Since you are still friends, it is incumbent that you display for her all the ways in which you have changed and matured since ninth grade. This can best be achieved by continuing to remain Sam's friend and showing her that you like her, care about her and are interested in what she thinks and does. This may not appear to be a detailed program for reclaiming her heart, but it is the essence of what a healthy relationship should be. If Sam is interested in a good and healthy relationship, she should be gratified, if not impressed, by your constancy and improved values. Realize that there is no surefire way to re-kindle a past romance, but if the break-up was due to your own mistakes, the best thing you can do is to show her that you have changed. Good luck.

Dear Dr. Lovemonkey,

I am 29-year-old single male. In the past few years, I have dated a few women, but nothing has really "clicked" for me. Here is the situation: I'm a dentist with my own practice. I find one of my single, female clients to be quite attractive, and would be interested in asking her out, but I am concerned about the appropriateness of dating a client. There isn't any law against this, but would this be considered some sort of a breach of etiquette or ethics?

-- Doctor Lonely

Dear Doctor Lonely,

It is refreshing, if not actually startling, to hear from someone concerned with the notion of old-fashioned restraint. The mere fact that you are cognizant of the concept of "appropriate behavior" makes you a throwback, and Dr. Lovemonkey congratulates you on having, against all odds, developed the near-forgotten character trait of circumspection.

The scenario that you have described might have a hint of scandal associated with it if we were talking about, say, Greenwich, Connecticut, circa 1952, but this is not the case. In times past, there was a far more rigid protocol associated with dating rituals. My observation of present day standards indicates that times have changed. They have this thing called "the personals" where people actually place advertisements for themselves in order to meet others. There are actual scientific studies that indicate that this modern day approach has even resulted in a number of successful unions. Even a former inamorata of Dr. Lovemonkey's has experienced a happy marriage of at least a decade's length by utilizing this vehicle.
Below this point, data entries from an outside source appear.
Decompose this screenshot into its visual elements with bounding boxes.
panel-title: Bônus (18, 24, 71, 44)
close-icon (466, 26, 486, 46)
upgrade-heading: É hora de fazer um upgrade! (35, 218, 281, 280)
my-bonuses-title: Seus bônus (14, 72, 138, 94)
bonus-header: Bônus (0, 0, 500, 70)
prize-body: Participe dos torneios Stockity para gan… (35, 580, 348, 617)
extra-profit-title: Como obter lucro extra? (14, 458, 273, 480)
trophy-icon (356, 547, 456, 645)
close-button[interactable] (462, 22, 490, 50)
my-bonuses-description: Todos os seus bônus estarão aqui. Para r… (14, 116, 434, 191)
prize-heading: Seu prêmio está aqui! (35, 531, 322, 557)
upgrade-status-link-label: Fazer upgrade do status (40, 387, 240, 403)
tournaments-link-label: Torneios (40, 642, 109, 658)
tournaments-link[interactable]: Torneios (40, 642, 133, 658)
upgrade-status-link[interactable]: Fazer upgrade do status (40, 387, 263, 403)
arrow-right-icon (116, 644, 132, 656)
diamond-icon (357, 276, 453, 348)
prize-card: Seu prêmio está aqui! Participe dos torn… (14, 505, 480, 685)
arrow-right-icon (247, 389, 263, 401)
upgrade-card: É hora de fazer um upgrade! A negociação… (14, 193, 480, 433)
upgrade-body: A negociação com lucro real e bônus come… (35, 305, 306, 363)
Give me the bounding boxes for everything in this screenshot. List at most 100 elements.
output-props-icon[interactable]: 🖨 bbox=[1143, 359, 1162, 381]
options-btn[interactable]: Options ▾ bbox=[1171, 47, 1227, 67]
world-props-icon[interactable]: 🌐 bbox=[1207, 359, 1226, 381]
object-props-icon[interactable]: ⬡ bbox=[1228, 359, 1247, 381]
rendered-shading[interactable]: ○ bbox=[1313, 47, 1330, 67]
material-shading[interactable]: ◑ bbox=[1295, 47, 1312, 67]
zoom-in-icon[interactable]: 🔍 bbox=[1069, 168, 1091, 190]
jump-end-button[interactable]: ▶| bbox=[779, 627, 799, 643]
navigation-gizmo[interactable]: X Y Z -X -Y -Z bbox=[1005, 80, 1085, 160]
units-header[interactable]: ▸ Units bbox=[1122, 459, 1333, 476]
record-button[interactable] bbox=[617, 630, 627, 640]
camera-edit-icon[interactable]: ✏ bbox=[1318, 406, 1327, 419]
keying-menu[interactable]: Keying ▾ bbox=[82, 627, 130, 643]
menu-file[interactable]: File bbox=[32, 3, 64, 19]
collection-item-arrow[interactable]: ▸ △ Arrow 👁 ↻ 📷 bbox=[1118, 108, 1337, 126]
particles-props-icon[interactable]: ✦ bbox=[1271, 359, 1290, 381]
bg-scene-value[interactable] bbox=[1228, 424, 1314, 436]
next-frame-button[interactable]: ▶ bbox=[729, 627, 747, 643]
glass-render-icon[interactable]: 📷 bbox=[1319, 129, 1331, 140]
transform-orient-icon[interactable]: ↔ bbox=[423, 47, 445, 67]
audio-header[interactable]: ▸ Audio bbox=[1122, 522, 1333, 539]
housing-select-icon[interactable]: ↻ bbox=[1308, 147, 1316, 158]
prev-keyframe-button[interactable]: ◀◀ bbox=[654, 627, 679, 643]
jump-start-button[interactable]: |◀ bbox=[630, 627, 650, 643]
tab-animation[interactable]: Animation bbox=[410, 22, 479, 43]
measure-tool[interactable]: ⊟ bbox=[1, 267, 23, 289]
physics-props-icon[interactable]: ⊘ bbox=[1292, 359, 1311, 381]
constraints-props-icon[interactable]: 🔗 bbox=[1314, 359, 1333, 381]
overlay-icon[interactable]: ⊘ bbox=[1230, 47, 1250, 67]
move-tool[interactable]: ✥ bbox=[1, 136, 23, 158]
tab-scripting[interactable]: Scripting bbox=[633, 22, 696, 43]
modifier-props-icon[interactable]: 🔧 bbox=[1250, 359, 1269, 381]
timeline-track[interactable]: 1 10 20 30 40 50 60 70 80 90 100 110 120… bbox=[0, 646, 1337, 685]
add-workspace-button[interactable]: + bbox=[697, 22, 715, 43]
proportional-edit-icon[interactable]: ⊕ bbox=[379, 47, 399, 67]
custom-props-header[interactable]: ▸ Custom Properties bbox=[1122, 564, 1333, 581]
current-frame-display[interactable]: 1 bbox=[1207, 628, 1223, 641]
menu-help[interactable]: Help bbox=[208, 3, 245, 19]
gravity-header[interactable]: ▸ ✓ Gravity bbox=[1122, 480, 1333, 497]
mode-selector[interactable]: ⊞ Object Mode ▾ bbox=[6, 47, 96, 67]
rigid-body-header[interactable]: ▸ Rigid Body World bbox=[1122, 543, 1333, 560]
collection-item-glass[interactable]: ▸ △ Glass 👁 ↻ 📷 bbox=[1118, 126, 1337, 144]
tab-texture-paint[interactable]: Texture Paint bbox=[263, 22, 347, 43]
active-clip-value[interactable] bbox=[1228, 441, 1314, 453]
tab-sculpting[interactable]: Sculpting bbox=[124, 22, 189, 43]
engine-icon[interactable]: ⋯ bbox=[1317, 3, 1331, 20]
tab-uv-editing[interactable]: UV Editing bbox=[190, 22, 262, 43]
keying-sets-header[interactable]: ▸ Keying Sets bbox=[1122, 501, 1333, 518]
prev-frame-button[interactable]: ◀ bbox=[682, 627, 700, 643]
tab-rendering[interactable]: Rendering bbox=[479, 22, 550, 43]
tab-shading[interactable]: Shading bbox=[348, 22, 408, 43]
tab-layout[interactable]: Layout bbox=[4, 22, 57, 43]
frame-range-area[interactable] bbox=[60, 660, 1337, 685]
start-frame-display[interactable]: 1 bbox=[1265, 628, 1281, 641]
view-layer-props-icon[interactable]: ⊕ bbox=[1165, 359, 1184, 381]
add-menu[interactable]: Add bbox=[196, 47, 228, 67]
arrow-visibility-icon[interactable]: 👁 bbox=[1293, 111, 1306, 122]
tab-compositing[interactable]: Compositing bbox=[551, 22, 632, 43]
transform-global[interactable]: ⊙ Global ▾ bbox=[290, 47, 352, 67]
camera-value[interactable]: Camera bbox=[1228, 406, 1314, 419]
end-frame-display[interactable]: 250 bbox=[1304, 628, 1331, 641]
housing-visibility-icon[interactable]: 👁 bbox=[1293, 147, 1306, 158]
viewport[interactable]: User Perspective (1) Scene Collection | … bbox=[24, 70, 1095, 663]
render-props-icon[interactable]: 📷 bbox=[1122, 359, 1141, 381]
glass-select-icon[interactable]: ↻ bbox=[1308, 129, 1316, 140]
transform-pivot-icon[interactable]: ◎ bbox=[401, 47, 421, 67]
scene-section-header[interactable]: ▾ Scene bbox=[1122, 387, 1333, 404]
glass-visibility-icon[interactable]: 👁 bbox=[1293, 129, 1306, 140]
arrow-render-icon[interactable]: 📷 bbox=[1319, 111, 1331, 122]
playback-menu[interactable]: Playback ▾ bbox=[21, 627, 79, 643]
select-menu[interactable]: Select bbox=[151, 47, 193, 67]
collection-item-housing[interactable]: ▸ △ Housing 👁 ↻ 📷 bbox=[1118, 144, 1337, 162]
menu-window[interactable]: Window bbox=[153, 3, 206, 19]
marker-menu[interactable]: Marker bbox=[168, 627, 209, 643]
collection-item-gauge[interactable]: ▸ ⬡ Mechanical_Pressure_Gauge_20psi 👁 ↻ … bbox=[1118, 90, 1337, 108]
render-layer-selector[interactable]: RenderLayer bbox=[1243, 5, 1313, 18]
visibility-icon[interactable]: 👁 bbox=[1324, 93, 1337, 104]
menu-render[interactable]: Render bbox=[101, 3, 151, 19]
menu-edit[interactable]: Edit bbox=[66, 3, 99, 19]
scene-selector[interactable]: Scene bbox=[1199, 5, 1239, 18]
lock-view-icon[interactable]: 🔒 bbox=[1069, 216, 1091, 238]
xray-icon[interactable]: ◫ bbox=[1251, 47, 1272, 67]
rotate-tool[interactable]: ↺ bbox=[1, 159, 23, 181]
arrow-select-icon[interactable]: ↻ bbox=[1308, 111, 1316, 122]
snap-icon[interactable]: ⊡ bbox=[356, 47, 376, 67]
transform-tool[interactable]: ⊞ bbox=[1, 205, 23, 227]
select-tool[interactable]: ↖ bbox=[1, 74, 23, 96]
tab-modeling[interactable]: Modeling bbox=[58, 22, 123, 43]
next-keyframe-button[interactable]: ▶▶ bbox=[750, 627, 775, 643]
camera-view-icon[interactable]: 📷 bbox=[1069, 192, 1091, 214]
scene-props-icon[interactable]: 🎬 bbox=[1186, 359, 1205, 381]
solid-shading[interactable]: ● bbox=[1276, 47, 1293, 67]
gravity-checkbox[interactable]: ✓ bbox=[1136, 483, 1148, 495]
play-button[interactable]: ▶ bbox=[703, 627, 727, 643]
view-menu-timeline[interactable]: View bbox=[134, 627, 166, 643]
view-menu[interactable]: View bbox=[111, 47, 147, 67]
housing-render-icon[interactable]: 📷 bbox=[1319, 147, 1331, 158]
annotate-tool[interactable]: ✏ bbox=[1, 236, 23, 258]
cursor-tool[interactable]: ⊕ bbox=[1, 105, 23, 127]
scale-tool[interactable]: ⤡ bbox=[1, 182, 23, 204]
In other words, I see no reason why you shouldn't pursue a client. When asking her out on the date, though, it would behoove you to indicate to her that this is rare and unusual behavior for you. By doing so you will reveal to her your "old-school" sense of propriety -- something that translates as "charming" in Dr. Lovemonkey's book, anyway -- as well as make plain to her that you find her very special indeed.

Depending upon whether or not your practice has a "small town" feel to it, this might also serve to prevent any potential gossip among your other female clients that you are some sort of swinging dental Lothario. I mention this because, for many people, real life and the movies are indistinguishable and there is some history to the philandering dentist stereotype. Just off the top of my head, I offer the 1985 Susan Sarandon vehicle, Compromising Positions and 1969's Cactus Flower, featuring Walter Matthau in another of his patented untrustworthy roles.